Она заплакала. А уже из комнаты выскочили и с визгом повисли на нем дочери. И он заплакал тоже.
На второй день он позвонил мне и, как-то запинаясь, что вовсе не похоже на него, просил, если у меня есть время, зайти. Встреча была неловкой, хотя Валя очень старалась, чтобы разговор пошел. Даже, наверное к перемене погоды, сама принесла выпить, поглядев с опаской на мужа. Но Валера отодвинул рюмку.
Заговорил он как-то ненатурально, взглядывая искоса:
— Да, старикашечка, прошибла старика слеза, да-а. Ради этих слез можно было поскитаться по градам и весям. Не ожидал от себя, думал, все пересохло, нет, нашлись внутренние резервы.
Я подумал, что надо высказать то, в чем я считал себя виновным, и уйти.

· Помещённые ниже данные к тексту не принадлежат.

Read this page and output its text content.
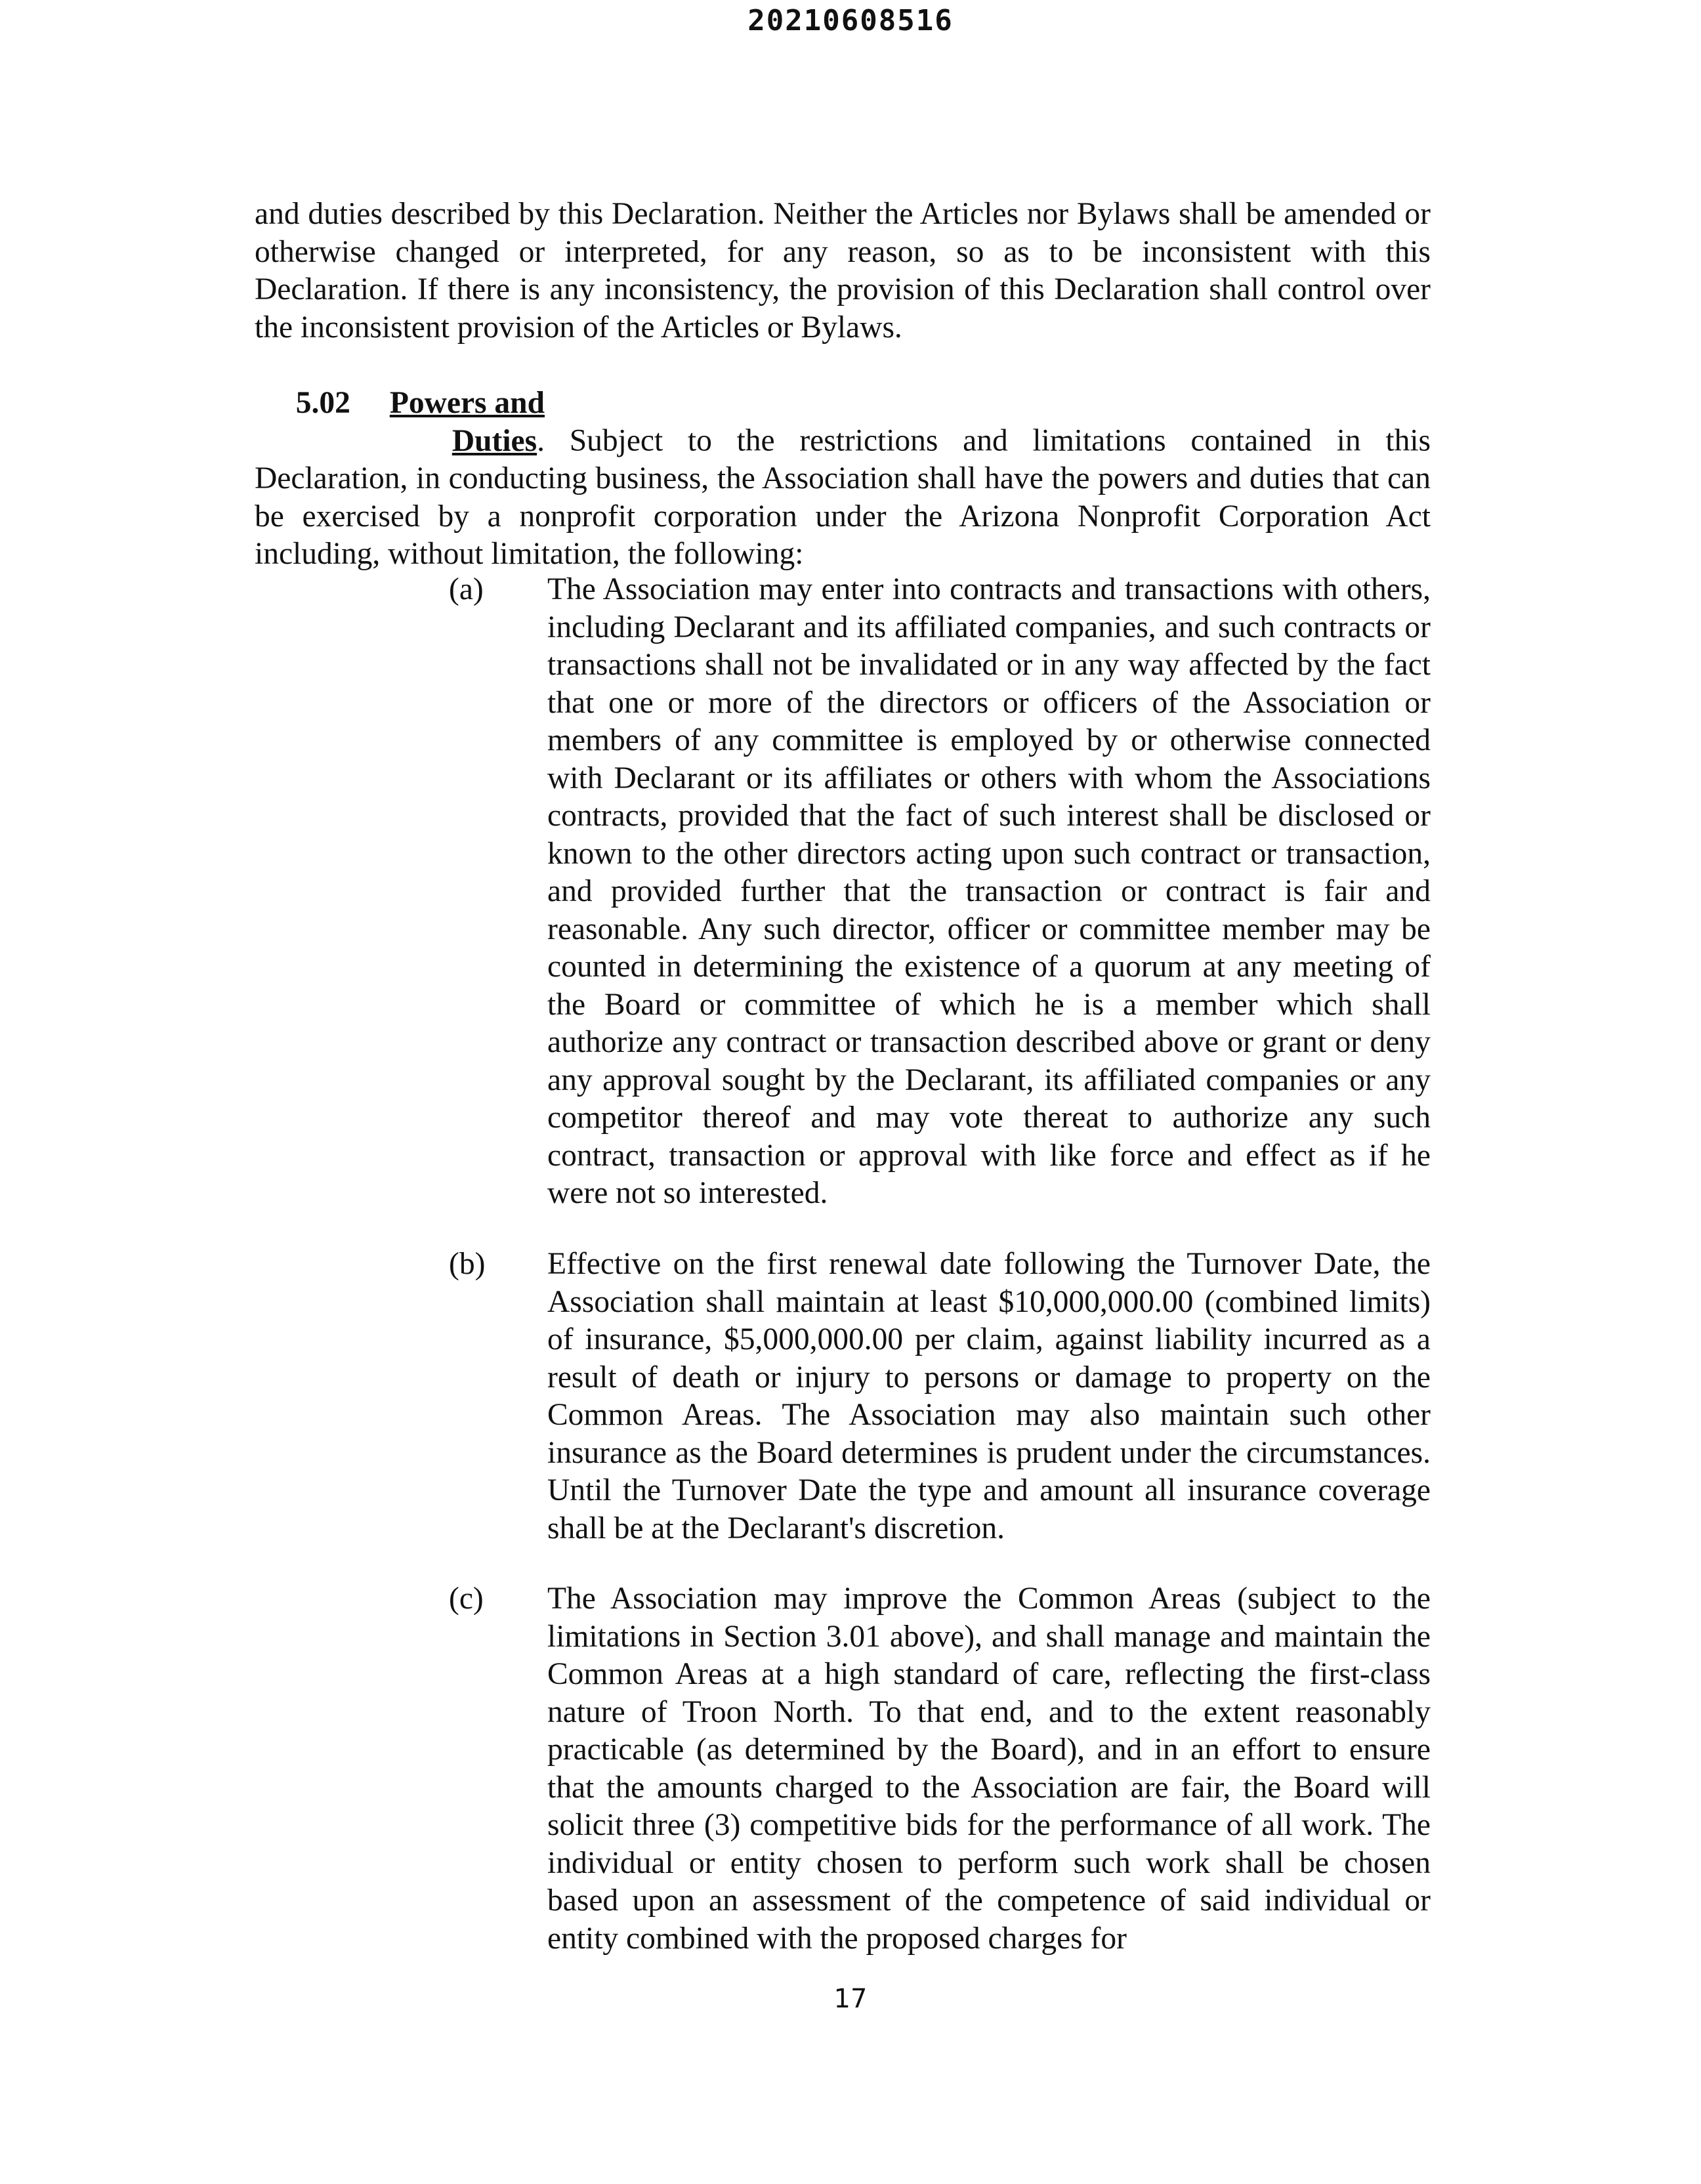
20210608516

and duties described by this Declaration. Neither the Articles nor Bylaws shall be amended or otherwise changed or interpreted, for any reason, so as to be inconsistent with this Declaration. If there is any inconsistency, the provision of this Declaration shall control over the inconsistent provision of the Articles or Bylaws.

5.02 Powers and Duties. Subject to the restrictions and limitations contained in this Declaration, in conducting business, the Association shall have the powers and duties that can be exercised by a nonprofit corporation under the Arizona Nonprofit Corporation Act including, without limitation, the following:

(a) The Association may enter into contracts and transactions with others, including Declarant and its affiliated companies, and such contracts or transactions shall not be invalidated or in any way affected by the fact that one or more of the directors or officers of the Association or members of any committee is employed by or otherwise connected with Declarant or its affiliates or others with whom the Associations contracts, provided that the fact of such interest shall be disclosed or known to the other directors acting upon such contract or transaction, and provided further that the transaction or contract is fair and reasonable. Any such director, officer or committee member may be counted in determining the existence of a quorum at any meeting of the Board or committee of which he is a member which shall authorize any contract or transaction described above or grant or deny any approval sought by the Declarant, its affiliated companies or any competitor thereof and may vote thereat to authorize any such contract, transaction or approval with like force and effect as if he were not so interested.

(b) Effective on the first renewal date following the Turnover Date, the Association shall maintain at least $10,000,000.00 (combined limits) of insurance, $5,000,000.00 per claim, against liability incurred as a result of death or injury to persons or damage to property on the Common Areas. The Association may also maintain such other insurance as the Board determines is prudent under the circumstances. Until the Turnover Date the type and amount all insurance coverage shall be at the Declarant's discretion.

(c) The Association may improve the Common Areas (subject to the limitations in Section 3.01 above), and shall manage and maintain the Common Areas at a high standard of care, reflecting the first-class nature of Troon North. To that end, and to the extent reasonably practicable (as determined by the Board), and in an effort to ensure that the amounts charged to the Association are fair, the Board will solicit three (3) competitive bids for the performance of all work. The individual or entity chosen to perform such work shall be chosen based upon an assessment of the competence of said individual or entity combined with the proposed charges for

17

— Тут я, тебя не было, с Линой грубо говорил. Я не знал, что ты сам отдал ей работы, а она сказала об этом не сразу.
— Плевать!
— Плевать что? Что работы отдал или что говорил грубо?
— Конечно, плевать!
— И с Митей, я думаю, у меня разлажены отношения. Он, может быть, ждал, что я что-то о повести скажу, а она мне не понравилась.
— А.
— Ты видел его?
— По телефону говорил.
— А он… он сказал, что твои работы выставил, выдав за свои?
— Ладно, хоть на это пригодились. Кто-то и глянул.
— Так-то так. А ты, ты прости меня, это последний вопрос…
— Господи! Спрашивай сколько угодно. Это я виноват, что сам ничего не рассказываю. Я в себя приду. — Он помолчал. — Ну что ж, ладно, хорошо… Митька просит не объявляться с полгода, с год. Я вообще не объявлюсь. Если смогу работать, буду работать под чужой фамилией. У японцев раньше было: мастер достигает уровня известности, меняет резко манеру, выступает под другой фамилией, то есть начинает сначала… Валь! — закричал. Валера. — Где там контрабандный чай? — Засмеялся и объяснил мне: — У негра купил.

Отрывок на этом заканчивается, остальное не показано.